The light grew. There was nothing gentle about her face, nothing sleek about her hair, which was a messy chaos of naturally blonde strands, and nothing insignificant about her sharp-angled nose, her mouth, full lips and teeth. They had peaked a summit and she drove faster down the hill. There was a first glimpse of the sun across the sea and beyond the black outlines, ragged and sharp, of the mountains’ lesser peaks. At last, now, she was quiet.

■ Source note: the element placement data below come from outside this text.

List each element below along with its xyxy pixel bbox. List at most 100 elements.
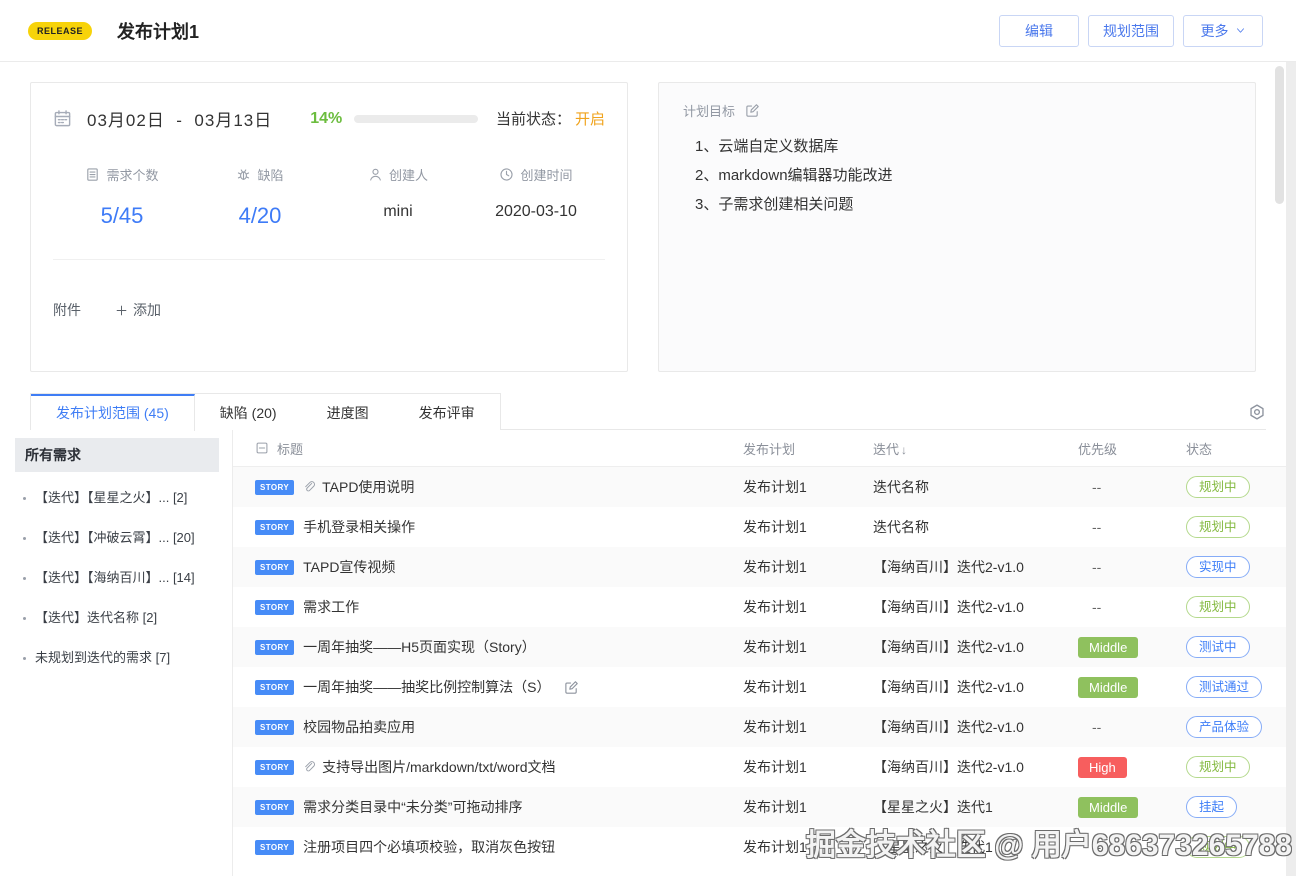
divider [53,259,605,260]
priority-empty: -- [1092,559,1102,575]
cell-iteration: 【海纳百川】迭代2-v1.0 [873,679,1024,695]
row-title-link[interactable]: 需求分类目录中“未分类”可拖动排序 [303,797,522,817]
table-row[interactable]: STORY TAPD使用说明 发布计划1 迭代名称 -- 规划中 [233,467,1296,507]
tab-item[interactable]: 缺陷 (20) [195,394,302,430]
cell-title: STORY 注册项目四个必填项校验，取消灰色按钮 [255,837,743,857]
table-row[interactable]: STORY 校园物品拍卖应用 发布计划1 【海纳百川】迭代2-v1.0 -- 产品体验 [233,707,1296,747]
row-title-link[interactable]: TAPD宣传视频 [303,557,395,577]
status-pill[interactable]: 挂起 [1186,796,1238,818]
plan-scope-button-label: 规划范围 [1103,22,1159,39]
status-pill[interactable]: 规划中 [1186,516,1250,538]
status-pill[interactable]: 规划中 [1186,756,1250,778]
row-title-link[interactable]: 校园物品拍卖应用 [303,717,415,737]
date-range: 03月02日 - 03月13日 [87,106,272,131]
column-iteration[interactable]: 迭代 ↓ [873,439,1078,458]
story-badge: STORY [255,479,295,495]
sidebar-header-all-requirements[interactable]: 所有需求 [15,438,219,472]
add-attachment-button[interactable]: 添加 [115,300,161,320]
sidebar-tree-item[interactable]: 【迭代】【冲破云霄】... [20] [15,518,219,558]
cell-title: STORY TAPD宣传视频 [255,557,743,577]
stat-label: 创建人 [368,165,428,184]
goals-header: 计划目标 [683,101,1231,120]
tab-bar: 发布计划范围 (45) 缺陷 (20) 进度图 发布评审 [30,393,1266,431]
table-row[interactable]: STORY 手机登录相关操作 发布计划1 迭代名称 -- 规划中 [233,507,1296,547]
current-status: 当前状态： 开启 [496,108,605,129]
row-title-link[interactable]: TAPD使用说明 [322,477,414,497]
story-badge: STORY [255,799,295,815]
story-badge: STORY [255,839,295,855]
row-title-link[interactable]: 注册项目四个必填项校验，取消灰色按钮 [303,837,555,857]
stat-item: 缺陷 4/20 [191,165,329,229]
status-pill[interactable]: 测试中 [1186,636,1250,658]
bullet-dot-icon [23,536,26,540]
sidebar-tree-item-label: 【迭代】【海纳百川】... [14] [35,570,195,585]
tab-item[interactable]: 发布评审 [394,394,500,430]
gear-icon[interactable] [1248,403,1266,421]
edit-goals-icon[interactable] [745,103,760,118]
requirements-sidebar: 所有需求 【迭代】【星星之火】... [2] 【迭代】【冲破云霄】... [20]… [0,430,233,876]
table-row[interactable]: STORY 一周年抽奖——抽奖比例控制算法（S） 发布计划1 【海纳百川】迭代2-v1… [233,667,1296,707]
plan-scope-button[interactable]: 规划范围 [1088,14,1174,47]
cell-title: STORY 支持导出图片/markdown/txt/word文档 [255,757,743,777]
sidebar-tree-item[interactable]: 【迭代】迭代名称 [2] [15,598,219,638]
cell-iteration: 【海纳百川】迭代2-v1.0 [873,599,1024,615]
cell-status: 规划中 [1186,596,1296,618]
story-badge: STORY [255,559,295,575]
attachment-row: 附件 添加 [53,300,605,320]
table-row[interactable]: STORY 一周年抽奖——H5页面实现（Story） 发布计划1 【海纳百川】迭代2-… [233,627,1296,667]
cell-title: STORY 一周年抽奖——抽奖比例控制算法（S） [255,677,743,697]
story-badge: STORY [255,759,295,775]
tab-item[interactable]: 进度图 [302,394,394,430]
scrollbar-thumb[interactable] [1275,66,1284,204]
tab-group: 发布计划范围 (45) 缺陷 (20) 进度图 发布评审 [30,393,501,431]
bullet-dot-icon [23,496,26,500]
column-plan: 发布计划 [743,441,796,457]
priority-empty: -- [1092,839,1102,855]
cell-iteration: 迭代名称 [873,519,929,535]
sidebar-tree-item[interactable]: 未规划到迭代的需求 [7] [15,638,219,678]
more-button[interactable]: 更多 [1183,14,1263,47]
cell-status: 测试通过 [1186,676,1296,698]
clock-icon [499,167,514,182]
stat-value[interactable]: 5/45 [53,203,191,229]
status-pill[interactable]: 规划中 [1186,476,1250,498]
scrollbar-track[interactable] [1286,62,1296,876]
paperclip-icon [303,480,316,494]
sidebar-tree-item[interactable]: 【迭代】【星星之火】... [2] [15,478,219,518]
status-pill[interactable]: 产品体验 [1186,716,1263,738]
goals-title: 计划目标 [683,104,736,119]
row-title-link[interactable]: 一周年抽奖——抽奖比例控制算法（S） [303,677,550,697]
edit-row-icon[interactable] [564,680,579,695]
tab-active[interactable]: 发布计划范围 (45) [31,394,195,431]
app-header: RELEASE 发布计划1 编辑 规划范围 更多 [0,0,1296,62]
status-pill[interactable]: 测试通过 [1186,676,1263,698]
table-row[interactable]: STORY 支持导出图片/markdown/txt/word文档 发布计划1 【海纳百… [233,747,1296,787]
sidebar-tree-item[interactable]: 【迭代】【海纳百川】... [14] [15,558,219,598]
overview-card: 03月02日 - 03月13日 14% 当前状态： 开启 需求个数 5/45 缺陷 4/… [30,82,628,372]
row-title-link[interactable]: 一周年抽奖——H5页面实现（Story） [303,637,536,657]
row-title-link[interactable]: 手机登录相关操作 [303,517,415,537]
status-pill[interactable]: 规划中 [1186,836,1250,858]
status-pill[interactable]: 规划中 [1186,596,1250,618]
stat-label-text: 缺陷 [257,168,284,183]
cell-title: STORY 需求分类目录中“未分类”可拖动排序 [255,797,743,817]
stat-value[interactable]: 4/20 [191,203,329,229]
table-row[interactable]: STORY 注册项目四个必填项校验，取消灰色按钮 发布计划1 【星星之火】迭代1 -- 规… [233,827,1296,867]
table-row[interactable]: STORY 需求分类目录中“未分类”可拖动排序 发布计划1 【星星之火】迭代1 Midd… [233,787,1296,827]
chevron-down-icon [1235,25,1246,36]
select-all-checkbox-icon[interactable] [255,441,269,455]
edit-button[interactable]: 编辑 [999,14,1079,47]
edit-button-label: 编辑 [1025,22,1053,39]
column-iteration-label: 迭代 [873,441,900,457]
table-row[interactable]: STORY 需求工作 发布计划1 【海纳百川】迭代2-v1.0 -- 规划中 [233,587,1296,627]
bug-icon [236,167,251,182]
status-pill[interactable]: 实现中 [1186,556,1250,578]
stat-label-text: 创建时间 [520,168,573,183]
date-end: 03月13日 [194,111,273,130]
goals-card: 计划目标 1、云端自定义数据库 2、markdown编辑器功能改进 3、子需求创建相… [658,82,1256,372]
row-title-link[interactable]: 支持导出图片/markdown/txt/word文档 [322,757,555,777]
table-row[interactable]: STORY TAPD宣传视频 发布计划1 【海纳百川】迭代2-v1.0 -- 实现中 [233,547,1296,587]
status-value: 开启 [574,111,605,128]
row-title-link[interactable]: 需求工作 [303,597,359,617]
goal-item: 2、markdown编辑器功能改进 [695,167,893,184]
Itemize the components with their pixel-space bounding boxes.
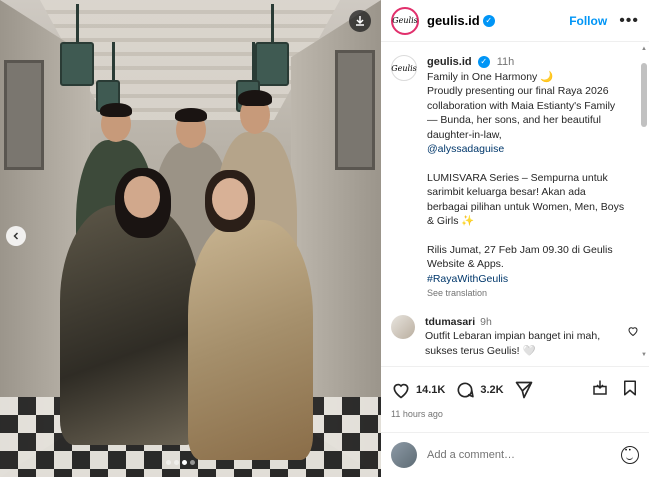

Her phone screen showed the crabbed lines of roads. One went close to a winking red point. A download from the group she was with – confidential to the leader but she’d hacked into it: the locations of the leading families’ principal homes. She’d grimaced as she’d told him that Bernardo Cancello was fortunate to have been allocated that status along with the de Stefanos, the Pesches, Condellos, Pelles and Miromallis. What would Jago do? Wait and see, take a look. Enough? Perhaps and perhaps not. He’d do what he could.

She swore. The road was blocked. A boy drove goats. Dogs ran among them and they stampeded. The boy cursed at her for frightening his animals and Jago smelt the acrid scent of the tyres, then the livestock pressed against his door. She went on, bundling the goats aside. Behind him, on the small bucket seat, were the clothing and the ground sheet she had stolen. She would want the cover of darkness and shadows, not the brightness of sunshine. He had nothing sensible to say.

In less than an hour the first of the team would arrive at the bank, where his life had been nailed down. Around him there was only desperate, cruel country, rocks, sharp stones, gorges, tumbled boulders, then lights, far ahead.



Stefano, a shrewd old bird for all his image as a helpless and limited buffoon, had reversed the City-Van to the back door, which led into the kitchen. He had unloaded some baskets, vegetable trays and firewood, then Bernardo had slipped from the cover of the doorway into the back. He had a large foam cushion to sit on. Marcantonio was with him.